Nearly every day, Daughter Number Four has a new expression, most of which seem to have their own internal logic. “I’m going to kill you in the face” is a current favourite. When we woke up to snow on New Year’s Eve, she was delighted but surprised. She told us that she didn’t know we had snow in this world.
Those phrases may imply that she’s a violent alien, but given that she’s just turned five, we’re holding off on any judgments for now. We’re more pleased that she issues her threats in a syntactically correct way.
Like all parents, we’re happy to assume that she gets her burgeoning language skills from us. But this has opened the door to another worry: she may be awful at maths. If genetics defines one’s future, then she’s doomed.

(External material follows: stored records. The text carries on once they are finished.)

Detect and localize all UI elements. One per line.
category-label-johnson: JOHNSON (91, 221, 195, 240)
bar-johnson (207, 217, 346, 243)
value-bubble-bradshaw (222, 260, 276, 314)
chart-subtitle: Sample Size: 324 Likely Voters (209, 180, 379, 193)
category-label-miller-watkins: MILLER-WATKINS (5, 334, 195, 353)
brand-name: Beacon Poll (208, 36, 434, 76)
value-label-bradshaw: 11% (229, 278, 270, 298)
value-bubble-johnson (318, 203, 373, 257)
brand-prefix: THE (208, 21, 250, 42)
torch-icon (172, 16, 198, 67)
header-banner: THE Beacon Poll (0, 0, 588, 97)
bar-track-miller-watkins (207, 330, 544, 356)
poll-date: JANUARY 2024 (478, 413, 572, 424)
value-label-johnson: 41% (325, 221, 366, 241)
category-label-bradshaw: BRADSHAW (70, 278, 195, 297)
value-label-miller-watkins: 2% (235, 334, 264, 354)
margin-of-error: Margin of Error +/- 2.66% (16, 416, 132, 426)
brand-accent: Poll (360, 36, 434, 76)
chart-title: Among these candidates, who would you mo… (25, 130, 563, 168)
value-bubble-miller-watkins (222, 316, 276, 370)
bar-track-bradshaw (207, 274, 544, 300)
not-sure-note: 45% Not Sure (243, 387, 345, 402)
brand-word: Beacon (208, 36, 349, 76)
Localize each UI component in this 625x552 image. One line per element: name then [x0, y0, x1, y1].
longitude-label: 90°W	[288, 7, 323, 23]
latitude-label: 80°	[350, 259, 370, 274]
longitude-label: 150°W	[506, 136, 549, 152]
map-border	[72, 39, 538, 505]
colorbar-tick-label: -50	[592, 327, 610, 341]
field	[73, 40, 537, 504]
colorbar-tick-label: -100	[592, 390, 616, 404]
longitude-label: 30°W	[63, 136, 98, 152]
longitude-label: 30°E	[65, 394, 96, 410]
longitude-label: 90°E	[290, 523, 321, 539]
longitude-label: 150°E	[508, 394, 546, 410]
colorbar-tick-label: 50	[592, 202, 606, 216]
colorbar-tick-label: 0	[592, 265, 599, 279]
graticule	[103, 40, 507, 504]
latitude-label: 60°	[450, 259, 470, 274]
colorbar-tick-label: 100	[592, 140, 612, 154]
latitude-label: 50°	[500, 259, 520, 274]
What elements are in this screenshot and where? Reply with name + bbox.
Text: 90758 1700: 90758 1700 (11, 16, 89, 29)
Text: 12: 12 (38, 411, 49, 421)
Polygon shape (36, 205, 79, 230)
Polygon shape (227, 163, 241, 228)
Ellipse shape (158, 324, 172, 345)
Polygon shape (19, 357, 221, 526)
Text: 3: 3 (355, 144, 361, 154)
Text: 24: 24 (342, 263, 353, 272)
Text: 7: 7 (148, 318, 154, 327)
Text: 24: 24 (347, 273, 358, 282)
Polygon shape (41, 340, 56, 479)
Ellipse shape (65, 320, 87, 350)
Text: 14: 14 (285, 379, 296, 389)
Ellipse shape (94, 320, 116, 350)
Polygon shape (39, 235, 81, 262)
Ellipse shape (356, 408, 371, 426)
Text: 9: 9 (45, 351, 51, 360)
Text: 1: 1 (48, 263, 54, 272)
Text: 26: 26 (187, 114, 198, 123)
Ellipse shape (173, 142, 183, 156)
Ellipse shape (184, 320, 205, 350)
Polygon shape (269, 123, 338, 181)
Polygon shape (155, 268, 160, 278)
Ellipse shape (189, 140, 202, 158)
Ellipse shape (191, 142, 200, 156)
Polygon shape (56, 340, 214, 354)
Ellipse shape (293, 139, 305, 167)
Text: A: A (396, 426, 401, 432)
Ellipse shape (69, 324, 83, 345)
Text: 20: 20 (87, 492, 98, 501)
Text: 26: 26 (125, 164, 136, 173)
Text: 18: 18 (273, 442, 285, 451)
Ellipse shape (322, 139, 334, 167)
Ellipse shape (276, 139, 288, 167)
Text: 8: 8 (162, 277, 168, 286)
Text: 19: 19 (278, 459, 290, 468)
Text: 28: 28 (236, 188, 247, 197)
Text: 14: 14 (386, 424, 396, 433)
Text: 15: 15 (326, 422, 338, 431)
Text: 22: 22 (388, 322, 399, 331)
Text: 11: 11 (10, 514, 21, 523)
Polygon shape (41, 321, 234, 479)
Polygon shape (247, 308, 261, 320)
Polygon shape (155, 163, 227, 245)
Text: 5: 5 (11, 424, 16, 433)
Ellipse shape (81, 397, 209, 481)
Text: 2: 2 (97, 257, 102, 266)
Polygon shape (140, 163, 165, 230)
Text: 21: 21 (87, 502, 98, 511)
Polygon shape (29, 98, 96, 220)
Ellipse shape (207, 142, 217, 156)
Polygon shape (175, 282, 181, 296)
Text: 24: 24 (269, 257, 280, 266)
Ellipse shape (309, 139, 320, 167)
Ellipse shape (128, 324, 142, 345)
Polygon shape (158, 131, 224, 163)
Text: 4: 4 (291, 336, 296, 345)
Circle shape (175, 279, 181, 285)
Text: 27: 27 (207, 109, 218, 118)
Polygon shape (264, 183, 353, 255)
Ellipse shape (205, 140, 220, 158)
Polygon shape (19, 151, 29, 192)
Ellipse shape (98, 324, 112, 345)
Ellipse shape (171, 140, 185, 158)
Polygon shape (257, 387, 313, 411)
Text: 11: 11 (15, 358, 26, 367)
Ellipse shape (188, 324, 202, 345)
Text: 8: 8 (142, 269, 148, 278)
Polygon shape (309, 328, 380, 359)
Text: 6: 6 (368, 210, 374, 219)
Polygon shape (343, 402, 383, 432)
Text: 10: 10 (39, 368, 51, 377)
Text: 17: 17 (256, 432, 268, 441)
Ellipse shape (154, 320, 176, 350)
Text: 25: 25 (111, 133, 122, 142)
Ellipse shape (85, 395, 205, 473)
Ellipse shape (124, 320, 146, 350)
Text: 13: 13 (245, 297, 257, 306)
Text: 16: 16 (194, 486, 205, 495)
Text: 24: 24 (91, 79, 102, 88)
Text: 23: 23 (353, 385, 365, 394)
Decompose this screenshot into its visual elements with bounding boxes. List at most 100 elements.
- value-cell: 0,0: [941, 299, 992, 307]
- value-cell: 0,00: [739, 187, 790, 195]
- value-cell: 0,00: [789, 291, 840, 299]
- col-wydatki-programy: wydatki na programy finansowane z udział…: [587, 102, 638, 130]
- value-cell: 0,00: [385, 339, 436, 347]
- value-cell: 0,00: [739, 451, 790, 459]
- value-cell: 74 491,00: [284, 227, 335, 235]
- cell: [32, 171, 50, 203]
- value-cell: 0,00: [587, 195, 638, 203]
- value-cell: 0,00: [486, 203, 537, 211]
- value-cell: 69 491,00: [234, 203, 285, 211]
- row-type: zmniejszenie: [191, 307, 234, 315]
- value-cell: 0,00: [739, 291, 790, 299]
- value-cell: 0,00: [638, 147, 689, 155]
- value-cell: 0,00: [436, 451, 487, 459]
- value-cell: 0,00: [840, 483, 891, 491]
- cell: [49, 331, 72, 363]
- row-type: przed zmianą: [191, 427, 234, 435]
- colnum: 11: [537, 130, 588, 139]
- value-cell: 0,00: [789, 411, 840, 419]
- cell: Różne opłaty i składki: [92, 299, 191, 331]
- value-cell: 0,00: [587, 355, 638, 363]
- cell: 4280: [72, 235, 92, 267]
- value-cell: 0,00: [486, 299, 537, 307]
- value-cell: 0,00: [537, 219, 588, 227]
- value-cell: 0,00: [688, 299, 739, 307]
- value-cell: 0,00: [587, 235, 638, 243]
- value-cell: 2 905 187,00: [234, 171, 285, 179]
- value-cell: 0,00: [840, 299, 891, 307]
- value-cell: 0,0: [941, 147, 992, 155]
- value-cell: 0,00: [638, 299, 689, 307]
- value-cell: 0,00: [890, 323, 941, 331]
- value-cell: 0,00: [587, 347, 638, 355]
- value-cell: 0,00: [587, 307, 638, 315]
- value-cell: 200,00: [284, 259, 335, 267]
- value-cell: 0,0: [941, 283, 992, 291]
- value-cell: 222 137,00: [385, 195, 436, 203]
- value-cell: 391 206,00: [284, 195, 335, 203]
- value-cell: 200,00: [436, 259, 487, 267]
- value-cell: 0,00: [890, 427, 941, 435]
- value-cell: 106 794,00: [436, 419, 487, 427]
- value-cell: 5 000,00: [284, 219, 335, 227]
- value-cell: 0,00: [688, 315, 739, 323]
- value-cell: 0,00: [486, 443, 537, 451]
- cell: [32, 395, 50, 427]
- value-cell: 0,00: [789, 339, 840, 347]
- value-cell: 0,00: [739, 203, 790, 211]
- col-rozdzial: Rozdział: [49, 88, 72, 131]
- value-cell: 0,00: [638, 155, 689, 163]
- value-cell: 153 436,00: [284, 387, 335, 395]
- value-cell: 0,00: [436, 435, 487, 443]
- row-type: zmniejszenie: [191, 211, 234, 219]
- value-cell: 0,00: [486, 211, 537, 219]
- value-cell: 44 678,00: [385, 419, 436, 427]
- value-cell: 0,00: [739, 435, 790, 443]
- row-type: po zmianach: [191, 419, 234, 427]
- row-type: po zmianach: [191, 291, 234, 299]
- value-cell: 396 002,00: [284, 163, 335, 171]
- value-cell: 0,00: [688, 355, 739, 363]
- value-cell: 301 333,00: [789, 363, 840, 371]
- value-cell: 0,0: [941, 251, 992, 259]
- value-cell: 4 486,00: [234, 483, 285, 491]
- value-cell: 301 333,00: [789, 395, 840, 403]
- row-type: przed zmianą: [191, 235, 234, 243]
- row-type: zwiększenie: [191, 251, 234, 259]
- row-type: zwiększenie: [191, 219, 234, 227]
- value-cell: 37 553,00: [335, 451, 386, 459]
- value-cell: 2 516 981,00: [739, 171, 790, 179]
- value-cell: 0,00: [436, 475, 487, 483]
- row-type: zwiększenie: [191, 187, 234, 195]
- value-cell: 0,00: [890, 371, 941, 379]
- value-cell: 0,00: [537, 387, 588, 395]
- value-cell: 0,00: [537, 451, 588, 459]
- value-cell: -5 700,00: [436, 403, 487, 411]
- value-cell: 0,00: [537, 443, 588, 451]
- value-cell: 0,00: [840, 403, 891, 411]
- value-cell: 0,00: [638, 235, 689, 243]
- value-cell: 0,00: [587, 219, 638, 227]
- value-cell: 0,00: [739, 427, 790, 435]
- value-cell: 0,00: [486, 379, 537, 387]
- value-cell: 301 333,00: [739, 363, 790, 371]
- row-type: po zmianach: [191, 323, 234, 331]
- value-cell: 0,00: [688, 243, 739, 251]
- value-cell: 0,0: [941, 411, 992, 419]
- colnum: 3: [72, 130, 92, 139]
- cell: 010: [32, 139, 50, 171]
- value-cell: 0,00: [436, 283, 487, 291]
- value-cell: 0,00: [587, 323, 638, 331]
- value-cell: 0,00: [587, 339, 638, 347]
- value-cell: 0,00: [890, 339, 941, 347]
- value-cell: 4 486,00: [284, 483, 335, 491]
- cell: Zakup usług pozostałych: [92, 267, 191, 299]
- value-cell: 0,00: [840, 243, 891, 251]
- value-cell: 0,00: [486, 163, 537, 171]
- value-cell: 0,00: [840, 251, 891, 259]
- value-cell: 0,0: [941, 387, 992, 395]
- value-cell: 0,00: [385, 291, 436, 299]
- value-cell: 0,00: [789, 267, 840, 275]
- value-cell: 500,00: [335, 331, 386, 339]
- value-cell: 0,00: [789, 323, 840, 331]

I still have the occasional stress dream about Leaving Cert maths, usually along the lines that my assumption that I wouldn’t need it after the exam was wrong. I dream about a world where knowledge of differentiation is as basic as how to use a phone, where people do graphs of functions for fun. Everyone speaks a language that I do not understand.
My brain seemed to eject any mathematical knowledge I had; almost like I was allergic to it
Even the sight of wavy lines and letters encased in brackets still causes my brain to shut down. My memory of maths class consists of a damp smell, boredom, bafflement and the boy who sat beside me with military-grade halitosis. In my mock pass maths Leaving Cert I got 13 per cent. My parents arranged for a series of grinds, with the same teacher, who was as bored as I was. But it was enough for me to scrape a pass.
I can’t tell you what I learned though. I can still remember how Ox-bow lakes form, or the leaders of the 1916 Rising, or that Portrait of a Lady is quite dull. But my brain seemed to eject any mathematical knowledge I had; almost like I was allergic to it.
Happily, my stress dream has proven to be incorrect. I've never found my innumeracy to be an impediment. If I am innumerate. Herself had a similar experience to me. In National School she liked maths. There was adding, subtracting and division. It had a real-world use. It's only when she arrived in secondary school and maths was suddenly a spacey barrage of letters and shapes that she started to have a problem with it.
I’m not blaming maths for this. It’s wonderful that it can be used to make computers fast or predict the shape of the universe. I just have no idea how or why that happens; and we both worry that we might infect Daughter Number Four with our anti-maths bias.
In the parental context, lying is caring: which is contradictory and complicated
Because genetics rarely defines these things. There isn’t a Maths Gene, and even if there was, she may well have inherited a good one from some distant ancestor. Daughter Number Two already bucked this trend when she did Higher Maths for the Leaving Cert.
Thus, we’ve decided to be wildly excited and supportive of any maths she engages in. We’ll have, at best, a limited understanding of any maths she does, and eventually no understanding at all. But we’ve vowed to be excited and thrilled when she does it, especially when she gets her sums right. If they are sums.
But this strategy won’t work forever. Eventually she’ll guess that we’re spoofing. Depending on the age that this happens, she may feel a certain sense of betrayal. It may discourage her from her maths endeavours.
What we hope is that she would have reached that level of maturity to realise that yes, our enthusiasm did involve lying through our teeth. But all parents lie to their children: about the tooth fairy, about if we drank as teenagers or when we first had sex. In the parental context, lying is caring: which is contradictory and complicated. As far as I can tell, just like Algebra.